I hurried to do as she ordered, as if the speed of my obedience would lessen my sin. Sister Clothilde gave me a steely look as she came to the bedside and placed her tray down with a thump that rattled the pottery bowls and thick glass jars. I kept a wary eye out for leeches.
“Who are those people lined up at the gate?” I asked.
“Once a week we give alms to the poor.” Sister Clothilde felt my cheeks and listened to my chest, harrumphing as she rearranged the blanket over me.
“Alms? You mean money?”
“Do we look like a treasury?” Back to poking and prodding, she elaborated, “We have little, but there are many in the shire with even less, thanks to His Honor the sheriff. We have grain for bread, goats for milk, and a garden for vegetables, which we can share. Some of the poor are sick, and are properly grateful for our care.”
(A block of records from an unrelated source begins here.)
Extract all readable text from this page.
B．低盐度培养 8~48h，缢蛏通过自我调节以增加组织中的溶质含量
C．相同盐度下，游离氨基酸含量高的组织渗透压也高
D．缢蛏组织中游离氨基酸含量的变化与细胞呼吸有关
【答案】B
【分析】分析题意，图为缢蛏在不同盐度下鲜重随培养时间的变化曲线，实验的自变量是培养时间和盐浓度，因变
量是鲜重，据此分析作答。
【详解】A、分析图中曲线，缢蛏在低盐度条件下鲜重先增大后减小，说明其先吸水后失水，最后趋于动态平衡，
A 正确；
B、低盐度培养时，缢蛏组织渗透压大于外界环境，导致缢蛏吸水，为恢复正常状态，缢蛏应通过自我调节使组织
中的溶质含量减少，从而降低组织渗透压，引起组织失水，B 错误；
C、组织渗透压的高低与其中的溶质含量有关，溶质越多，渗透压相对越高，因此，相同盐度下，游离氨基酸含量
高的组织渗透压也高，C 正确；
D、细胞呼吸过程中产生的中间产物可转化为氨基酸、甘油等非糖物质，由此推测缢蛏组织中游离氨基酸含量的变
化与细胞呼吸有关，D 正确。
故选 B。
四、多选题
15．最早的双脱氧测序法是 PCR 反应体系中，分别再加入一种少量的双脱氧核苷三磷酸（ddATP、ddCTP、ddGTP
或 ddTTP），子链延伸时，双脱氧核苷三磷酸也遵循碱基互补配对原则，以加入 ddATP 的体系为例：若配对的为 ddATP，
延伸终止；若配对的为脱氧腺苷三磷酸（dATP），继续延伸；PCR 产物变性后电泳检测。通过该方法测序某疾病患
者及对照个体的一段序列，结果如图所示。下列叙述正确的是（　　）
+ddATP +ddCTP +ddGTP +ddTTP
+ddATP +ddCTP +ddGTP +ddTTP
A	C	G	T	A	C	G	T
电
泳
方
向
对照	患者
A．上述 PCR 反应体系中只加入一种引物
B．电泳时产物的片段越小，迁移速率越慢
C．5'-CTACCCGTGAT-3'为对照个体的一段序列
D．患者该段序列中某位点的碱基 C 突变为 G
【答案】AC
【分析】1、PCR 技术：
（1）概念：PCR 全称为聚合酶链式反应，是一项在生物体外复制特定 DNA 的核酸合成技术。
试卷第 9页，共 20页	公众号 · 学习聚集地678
“I am grateful,” I assured her.
“Hmph,” she said, untying the linen dressing on my forehead and peeling off the dried poultice. For all her grumping, she turned my head gently toward the sunlight for inspection.
“How does it look?” I asked, scrubbing my fingers through my hair where the bandage had matted it.
Sister Clothilde raised an eyebrow. “Are you worried about a disfiguring scar?”
That wasn’t my first concern. “I mean, is the infection gone?” Open wound plus open sewer meant open season on my immune system.
Her look had been acerbic before. Now it was practically caustic. “Do you wish to prescribe your own treatment? Perhaps my twoscore years of experience in the medicinal arts are insufficient for you?”